The debugging rabbit hole
Here’s where non-coders will relate: debugging can become an infinite loop of “just one more fix.” I figured I was using my Lovable credits like a drunken sailor and I found myself switching to Claude for continued development. Claude felt more empathetic (yes, I’m anthropomorphizing AI tools), guiding me step-by-step through problems rather than assuming I understood complex debugging processes.
But here’s what I learned: each technical challenge taught me that the barrier between designer and developer isn’t as insurmountable as it seems. Every problem solved made the next one feel more manageable.
Finding the Human Voice
After all that technical wrestling, it was time to focus on how it feels to use.
This is where I got genuinely excited. The microcopy started simple, but after creating a style guide with ChatGPT, it evolved into something with personality. The transformation from “Make Data Visual” and “Start analysis” to “Make sense of your data” and “Snap a chart” might seem small, but one feels like work while the other feels like play.
My style guide became: “Our words give data a voice that’s curious, friendly, and a little witty. The tone is playful but never snarky — designed to spark delight, make insights feel human, and keep users smiling.”
I probably over-engineered the microcopy, but that’s where I found the most joy. Every error message, every loading state became an opportunity to inject personality. Prompting ChatGPT to build guidelines and then brainstorming together was genuinely fun.
And hey! When dealing with too many bugs, even I felt better when the app wasn’t saying “auto generation failed” anymore, but rather “The data whispered, but I couldn’t quite catch it. Let’s give it another go.”

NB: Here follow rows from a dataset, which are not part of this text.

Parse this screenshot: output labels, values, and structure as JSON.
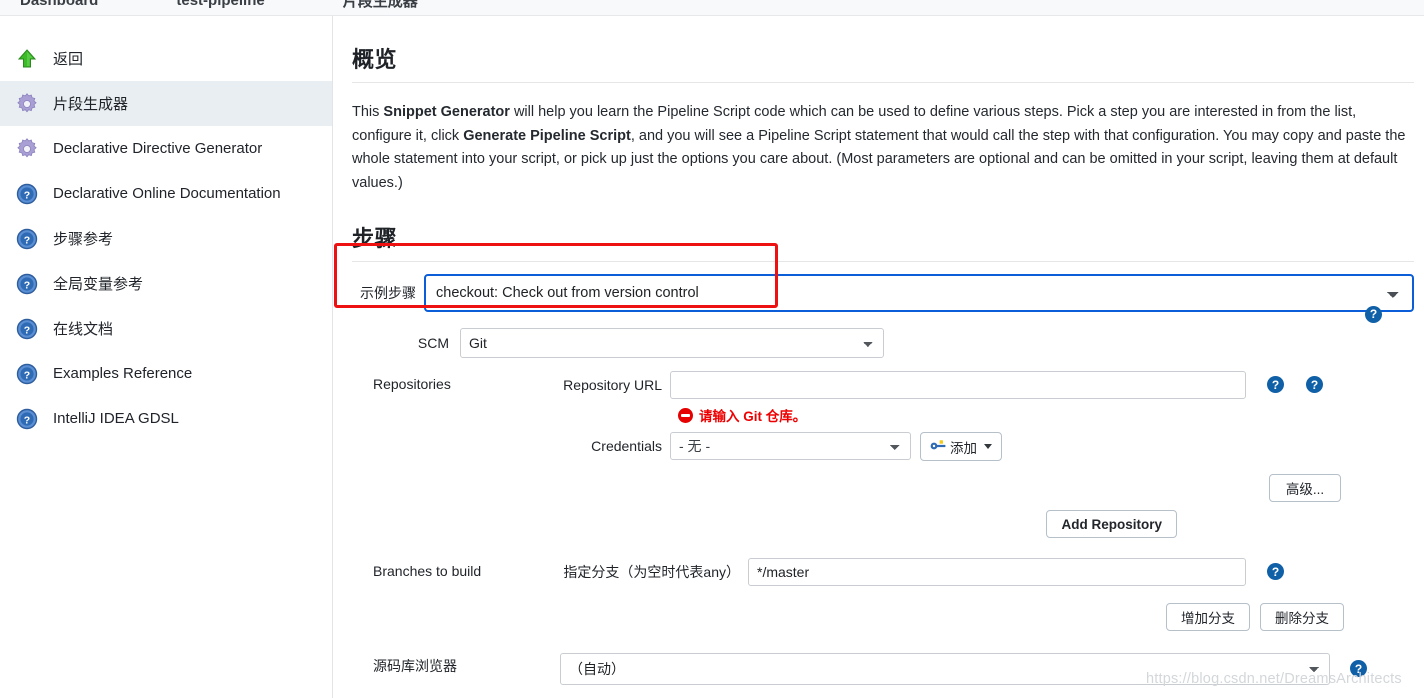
{
  "breadcrumb": {
    "items": [
      "Dashboard",
      "test-pipeline",
      "片段生成器"
    ]
  },
  "sidebar": {
    "items": [
      {
        "label": "返回",
        "icon": "up-arrow-icon",
        "active": false
      },
      {
        "label": "片段生成器",
        "icon": "gear-icon",
        "active": true
      },
      {
        "label": "Declarative Directive Generator",
        "icon": "gear-icon",
        "active": false
      },
      {
        "label": "Declarative Online Documentation",
        "icon": "help-icon",
        "active": false
      },
      {
        "label": "步骤参考",
        "icon": "help-icon",
        "active": false
      },
      {
        "label": "全局变量参考",
        "icon": "help-icon",
        "active": false
      },
      {
        "label": "在线文档",
        "icon": "help-icon",
        "active": false
      },
      {
        "label": "Examples Reference",
        "icon": "help-icon",
        "active": false
      },
      {
        "label": "IntelliJ IDEA GDSL",
        "icon": "help-icon",
        "active": false
      }
    ]
  },
  "overview": {
    "title": "概览",
    "p1": "This ",
    "b1": "Snippet Generator",
    "p2": " will help you learn the Pipeline Script code which can be used to define various steps. Pick a step you are interested in from the list, configure it, click ",
    "b2": "Generate Pipeline Script",
    "p3": ", and you will see a Pipeline Script statement that would call the step with that configuration. You may copy and paste the whole statement into your script, or pick up just the options you care about. (Most parameters are optional and can be omitted in your script, leaving them at default values.)"
  },
  "steps": {
    "title": "步骤",
    "sample_step_label": "示例步骤",
    "sample_step_value": "checkout: Check out from version control"
  },
  "scm": {
    "label": "SCM",
    "value": "Git",
    "repositories_label": "Repositories",
    "repo_url_label": "Repository URL",
    "repo_url_value": "",
    "repo_url_placeholder": "",
    "repo_url_error": "请输入 Git 仓库。",
    "credentials_label": "Credentials",
    "credentials_value": "- 无 -",
    "add_credentials_label": "添加",
    "advanced_label": "高级...",
    "add_repository_label": "Add Repository",
    "branches_label": "Branches to build",
    "branch_spec_label": "指定分支（为空时代表any）",
    "branch_spec_value": "*/master",
    "add_branch_label": "增加分支",
    "delete_branch_label": "删除分支",
    "browser_label": "源码库浏览器",
    "browser_value": "（自动）"
  },
  "icons": {
    "help": "?"
  },
  "watermark": "https://blog.csdn.net/DreamsArchitects",
  "colors": {
    "accent_blue": "#1060a8",
    "focus_blue": "#0b5ed7",
    "annotation_red": "#ee1111",
    "error_red": "#ee0000",
    "active_sidebar_bg": "#e9eef2"
  }
}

The before human design (left) feels more like a marketing landing page with promotional language, and flashy gradients. The copy is a bit robotic, emphasizing features rather than user value. The after human design (right) is more user-centered: it simplifies the flow with, uses softer tones, and removes the salesy feel. The microcopy is more conversational (“Make sense of your data,” “Hear its story. See it clearly.”), giving the experience a more human touch.
Looking Forward: The Next Experiment
ChartSense taught me that with curiosity, the right tools, and a little patience, you can bring an idea to life much faster than you think. For less than 30 euros and a few hours of work, I had a working prototype that actually analyzed charts, explained them out loud, and even suggested how to make them clearer.
Still, this was only a first pass. My PRP gave me enough structure to focus and ship something real, but if I were treating this like a real-world client project, I’d take the planning a step further and test with real users sooner. So i would start with a Digital Twin model — a complete map of inputs, systems, and outputs inspired by Greg Nudelman’s book UX for AI— then prototype something quick and dirty to test the AI concept. Iterate on that, and then jump to good-old design decisions like style guide and microcopy.
That’s where I’ll pick up in my next post: sharing the Digital Twin I created (with a little help from AI role-playing as my team) and how it could have guided me if ChartSense was a real life project.
Appendix: The Product Requirements Prompt
For those interested in the detailed planning approach, here’s an excerpt of the PRP I used with Lovable:
Product Name: ChartSense
One-Sentence Idea: A mobile app that lets users snap a photo of any data visualization and instantly get accessible, plain-language summaries and design feedback.
Core Features (MVP):
Upload/take photo of chart
Automatic chart type detection + plain-language summary
Voice + text output
Accessibility & design critique
Future Features:
Fact-checking via Perplexity API
User accounts and saved analyses
AI-generated improved charts
Target Audience:
Students & casual learners seeking clear data interpretation
Designers wanting accessible, effective charts
The full detailed version guided every development decision and kept me focused on what really mattered.